The Boringness of Perfection and Reincarnation

The Founding Father of Knowledge

Plato: Dear Socrates, Olympus is so boring in truth. Perfect justice, perfect truth and overwhelming beauty, these all are great for a time.

Socrates: Ah I see Plato, what you are coming to realize is the contradiction of heaven and earth. Perfection is boring! God almighty realized that himself early on in his Perfect existence. And so he created Creation, so that his creatures might become, instead of be. The process of becoming is much more satisfying than the process of being.

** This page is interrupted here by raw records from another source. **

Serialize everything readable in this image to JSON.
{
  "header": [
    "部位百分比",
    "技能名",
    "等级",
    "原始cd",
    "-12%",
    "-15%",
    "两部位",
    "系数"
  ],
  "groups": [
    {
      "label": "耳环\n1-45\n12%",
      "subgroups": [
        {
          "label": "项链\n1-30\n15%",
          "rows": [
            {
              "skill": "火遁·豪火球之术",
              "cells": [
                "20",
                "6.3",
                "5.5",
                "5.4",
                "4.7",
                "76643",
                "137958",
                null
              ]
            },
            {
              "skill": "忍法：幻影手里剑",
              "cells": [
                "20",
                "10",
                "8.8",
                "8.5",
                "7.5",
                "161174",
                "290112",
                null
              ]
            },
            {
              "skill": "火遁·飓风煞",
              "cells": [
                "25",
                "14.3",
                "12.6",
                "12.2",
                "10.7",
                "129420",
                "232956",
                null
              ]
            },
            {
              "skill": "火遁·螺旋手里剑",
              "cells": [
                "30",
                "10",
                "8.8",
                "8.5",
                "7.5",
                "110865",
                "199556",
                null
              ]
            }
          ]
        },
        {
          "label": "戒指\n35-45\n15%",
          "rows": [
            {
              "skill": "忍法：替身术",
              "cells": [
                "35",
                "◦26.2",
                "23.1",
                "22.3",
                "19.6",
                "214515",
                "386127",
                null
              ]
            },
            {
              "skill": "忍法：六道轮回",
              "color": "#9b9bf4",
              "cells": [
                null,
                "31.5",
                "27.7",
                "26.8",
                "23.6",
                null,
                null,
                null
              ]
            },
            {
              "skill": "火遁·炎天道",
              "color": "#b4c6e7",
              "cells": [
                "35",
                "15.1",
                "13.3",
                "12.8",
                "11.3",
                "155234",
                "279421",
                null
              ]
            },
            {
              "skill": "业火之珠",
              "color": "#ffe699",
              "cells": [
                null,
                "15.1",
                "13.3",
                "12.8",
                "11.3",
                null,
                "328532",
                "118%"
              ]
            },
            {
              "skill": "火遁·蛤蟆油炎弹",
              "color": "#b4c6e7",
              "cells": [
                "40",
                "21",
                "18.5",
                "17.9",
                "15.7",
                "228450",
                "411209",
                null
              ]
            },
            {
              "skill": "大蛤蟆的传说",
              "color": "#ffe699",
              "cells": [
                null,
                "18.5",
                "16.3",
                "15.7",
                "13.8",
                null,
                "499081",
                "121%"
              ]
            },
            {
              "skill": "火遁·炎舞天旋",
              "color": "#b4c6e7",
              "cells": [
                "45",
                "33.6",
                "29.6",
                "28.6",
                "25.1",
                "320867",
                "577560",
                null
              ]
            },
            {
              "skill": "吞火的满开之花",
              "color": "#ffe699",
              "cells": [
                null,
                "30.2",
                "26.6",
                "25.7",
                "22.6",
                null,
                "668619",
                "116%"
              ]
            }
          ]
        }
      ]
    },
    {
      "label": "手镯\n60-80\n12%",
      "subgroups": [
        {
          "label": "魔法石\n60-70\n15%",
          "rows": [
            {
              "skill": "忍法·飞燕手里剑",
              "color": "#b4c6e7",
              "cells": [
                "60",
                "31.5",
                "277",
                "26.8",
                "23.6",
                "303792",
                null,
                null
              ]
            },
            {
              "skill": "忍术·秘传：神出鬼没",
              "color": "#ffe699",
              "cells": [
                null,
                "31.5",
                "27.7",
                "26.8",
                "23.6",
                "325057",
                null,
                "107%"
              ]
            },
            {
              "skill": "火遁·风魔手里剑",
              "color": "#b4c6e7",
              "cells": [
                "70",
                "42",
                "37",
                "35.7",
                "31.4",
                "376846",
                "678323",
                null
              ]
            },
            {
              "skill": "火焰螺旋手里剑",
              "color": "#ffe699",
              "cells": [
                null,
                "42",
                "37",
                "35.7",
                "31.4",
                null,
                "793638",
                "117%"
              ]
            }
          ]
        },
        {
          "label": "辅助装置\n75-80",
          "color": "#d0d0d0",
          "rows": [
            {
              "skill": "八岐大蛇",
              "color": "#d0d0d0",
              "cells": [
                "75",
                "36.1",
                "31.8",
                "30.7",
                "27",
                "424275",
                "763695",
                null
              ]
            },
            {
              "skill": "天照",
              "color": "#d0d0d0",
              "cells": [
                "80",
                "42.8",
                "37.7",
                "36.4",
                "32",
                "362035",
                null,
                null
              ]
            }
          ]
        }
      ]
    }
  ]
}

Plato: Yes, I see now. And now I can understand why we constantly reincarnate on earth. Each lifetime presents us with a new opportunity to become, and in a completely new fashion, a chance to create a new beautiful and even grand life.

Socrates: Yes dear friend and great philosopher. And in relation to this, I must bring up that great and wild genius Nietzsche, a real follower of Dionysus, that his notion of the eternal recurrence is partly true. That since we have an eternal essence, which is always becoming something more and new, it maintains a kind of stickiness to its past ways. That if I am a philosopher in one life, I am almost certainly bound to be a kind of thinker, or if not a thinker, then an artist.

Plato: I see. And as I intuit, there is a kind of revolving door between heaven and earth. That my time on earth is paralleled by some of my friends’ time in heaven, and vice versa. That at any point of time in the present, those alive used to be the ancestors and the gods, and that those who are currently in heaven are the ancestors and gods.